Investors often make the mistake of focusing on current valuation, as measured by the current P/E ratio, alone.This thinking would conclude, ostensibly, that a stock trading at 30 times earnings is more expensive than a stock trading at 10 times earnings. What's missing here is context, particularly the company's growth prospects. If the stock going for 30 times earnings is actually growing at 30%, and the stock at 10 times earnings is growing at 5%, guess which stock is "cheaper." That shifts the conception of risk a bit, as the more relevant risk may not be valuation risk, but instead execution risk. The logical approach to valuation is to ask, relentlessly, what is being discounted. The future always lies beyond what the eye can currently see, but it shouldn't lie beyond what the mind can logically and reasonably envision. When a stock's price seems to be discounting an ill-defined perfection that tempts us nonetheless, it might be time to suspect that our emotions had crept back into the room. Then it would be time to look elsewhere. That would be the logical thing to do.
Last night my wife and I were discussing Leonard Nimoy, and I persuaded her that we should delay gratification of the new House of Cards season 3 by about 50 minutes to view an old Star Trek episode on Netflix. We chose "Journey to Babel," my favorite installment of the original series and the one that introduced Spock's parents. The story has the combination of interpersonal drama and high adventure in space that made for the best episodes.
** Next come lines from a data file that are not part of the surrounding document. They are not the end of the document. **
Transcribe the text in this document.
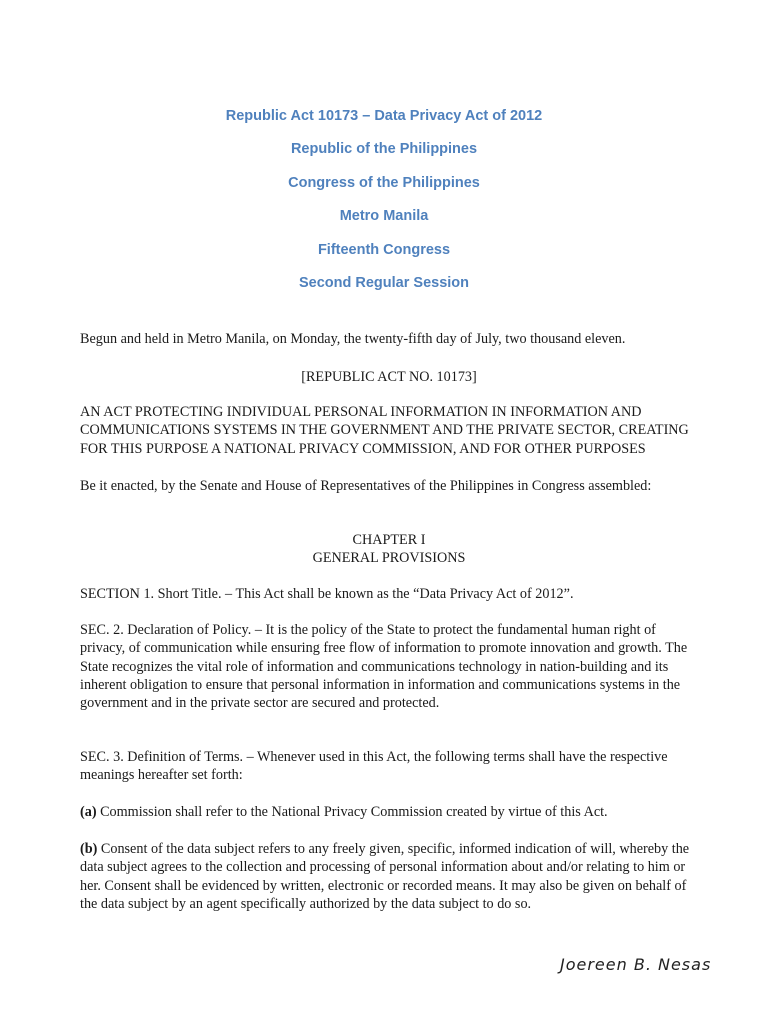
Republic Act 10173 – Data Privacy Act of 2012
Republic of the Philippines
Congress of the Philippines
Metro Manila
Fifteenth Congress
Second Regular Session
Begun and held in Metro Manila, on Monday, the twenty-fifth day of July, two thousand eleven.
[REPUBLIC ACT NO. 10173]
AN ACT PROTECTING INDIVIDUAL PERSONAL INFORMATION IN INFORMATION AND COMMUNICATIONS SYSTEMS IN THE GOVERNMENT AND THE PRIVATE SECTOR, CREATING FOR THIS PURPOSE A NATIONAL PRIVACY COMMISSION, AND FOR OTHER PURPOSES
Be it enacted, by the Senate and House of Representatives of the Philippines in Congress assembled:
CHAPTER I
GENERAL PROVISIONS
SECTION 1. Short Title. – This Act shall be known as the “Data Privacy Act of 2012”.
SEC. 2. Declaration of Policy. – It is the policy of the State to protect the fundamental human right of privacy, of communication while ensuring free flow of information to promote innovation and growth. The State recognizes the vital role of information and communications technology in nation-building and its inherent obligation to ensure that personal information in information and communications systems in the government and in the private sector are secured and protected.
SEC. 3. Definition of Terms. – Whenever used in this Act, the following terms shall have the respective meanings hereafter set forth:
(a) Commission shall refer to the National Privacy Commission created by virtue of this Act.
(b) Consent of the data subject refers to any freely given, specific, informed indication of will, whereby the data subject agrees to the collection and processing of personal information about and/or relating to him or her. Consent shall be evidenced by written, electronic or recorded means. It may also be given on behalf of the data subject by an agent specifically authorized by the data subject to do so.
Joereen B. Nesas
The U.S.S. Enterprise is taking a group of ambassadors from various planets to what amounts to an intergalactic version of the United Nations. One of the ambassadors is murdered, Spock's father has to have emergency heart surgery and a transfusion of green blood from his almost-estranged son, Captain Kirk is stabbed, and Uhura is picking up strange communications from inside the ship as the Enterprise is followed by an unidentified and unwelcome vessel. Good stuff.
Life is short. Get busy. (And please, Live Long and Prosper.)
Jim
Disclosure/Disclaimer: My family members and/or I own shares of CELG. Individual stocks are mentioned here for the sole purpose of illustrating investment concepts, and nothing stated here should be construed as the advice to buy or sell any security.